Di colui che portava l’aratro sulle spalle.


Un altro villano, che aveva nome Pietro, uomo molto rozzo, dopo aver arato fino a mezzogiorno, stancati i buoi, stanco egli stesso per la fatica, ritornava al borgo: legò l’aratro sull’asino, mandò innanzi i bovi ed egli stesso montò sull’asino. Ma questo, carico di troppo peso, stava per cadervi sotto. Allora il villano discese, prese su le sue spalle l’aratro, poi rimontò sull’asino, dicendo: “Ora potrai camminare, perchè non tu, ma io porto l’aratro.”


LVI

Elegante risposta di Dante poeta fiorentino.


Dante Alighieri, nostro poeta fiorentino, fu per qualche tempo ospitato a Verona da Can della Scala, principe molto liberale. Alla sua Corte teneva questi un altro Cane, fiorentino, ignobile uomo, e imprudente e ignorante, non ad altro buono che alla burla ed al riso, e alle sciocchezze del quale (non poteansi chiamare invero facezie) Cane si dilettava tanto, che lo arricchiva di doni. Dante, che era uomo dottissimo, sapiente tanto quanto modesto, disprezzava naturalmente costui come un animale sciocco.
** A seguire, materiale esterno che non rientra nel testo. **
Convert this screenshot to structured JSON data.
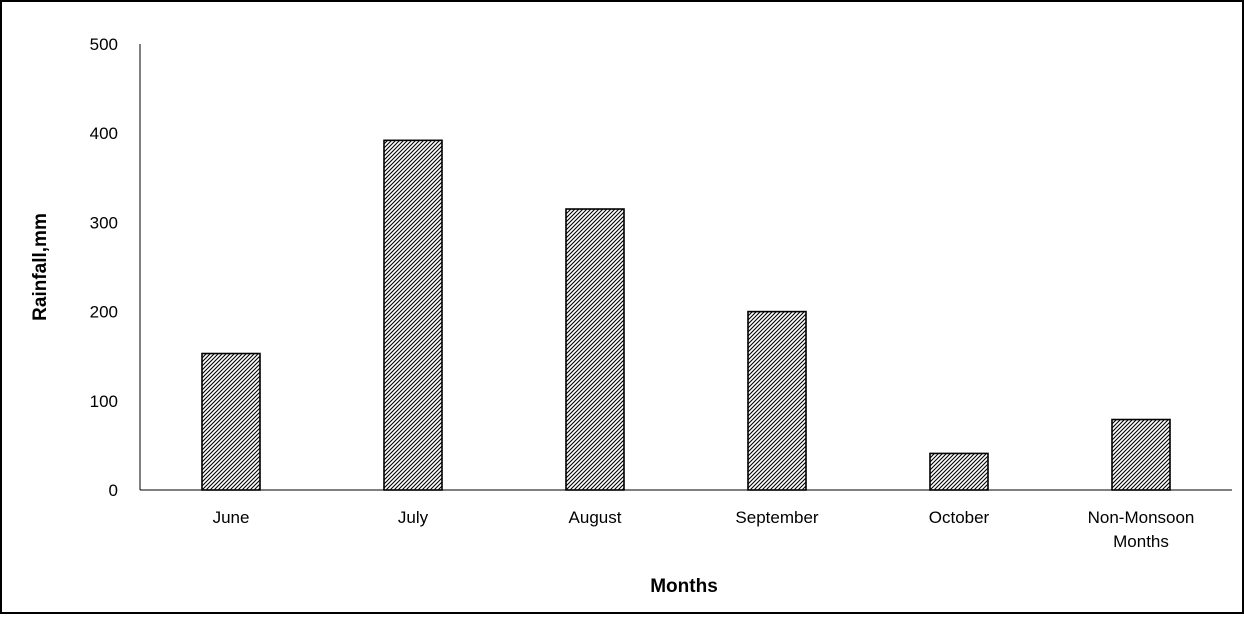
{
  "chart_data": {
    "type": "bar",
    "title": "",
    "xlabel": "Months",
    "ylabel": "Rainfall,mm",
    "categories": [
      [
        "June"
      ],
      [
        "July"
      ],
      [
        "August"
      ],
      [
        "September"
      ],
      [
        "October"
      ],
      [
        "Non-Monsoon",
        "Months"
      ]
    ],
    "values": [
      153,
      392,
      315,
      200,
      41,
      79
    ],
    "ylim": [
      0,
      500
    ],
    "yticks": [
      "0",
      "100",
      "200",
      "300",
      "400",
      "500"
    ],
    "grid": false,
    "legend": "none",
    "bar_fill": "diagonal-hatch",
    "bar_color": "#000000"
  }
}
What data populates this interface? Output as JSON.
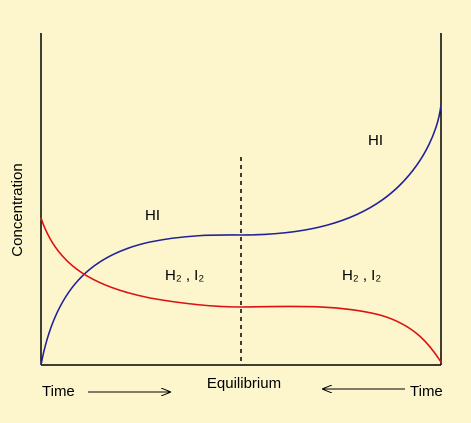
{
  "axis": {
    "y_label": "Concentration",
    "x_left": "Time",
    "x_middle": "Equilibrium",
    "x_right": "Time"
  },
  "labels": {
    "hi_left": "HI",
    "hi_right": "HI",
    "h2_i2_left": "H₂ , I₂",
    "h2_i2_right": "H₂ , I₂"
  }
}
Un giorno quel fiorentino venne fuori a dirgli: “Com’è che tu sei tanto miserabile e mendico, tu che sei creduto saggio e dotto, mentre che io sciocco ed ignorante son ricco?” E Dante a lui: “Quando io troverò un signore che mi rassomigli ed abbia il mio costume, come tu ne l’hai trovato, questo mi farà ricco.” Grave e sapiente risposta! Chè sempre i signori si dilettano di coloro che li rassomigliano.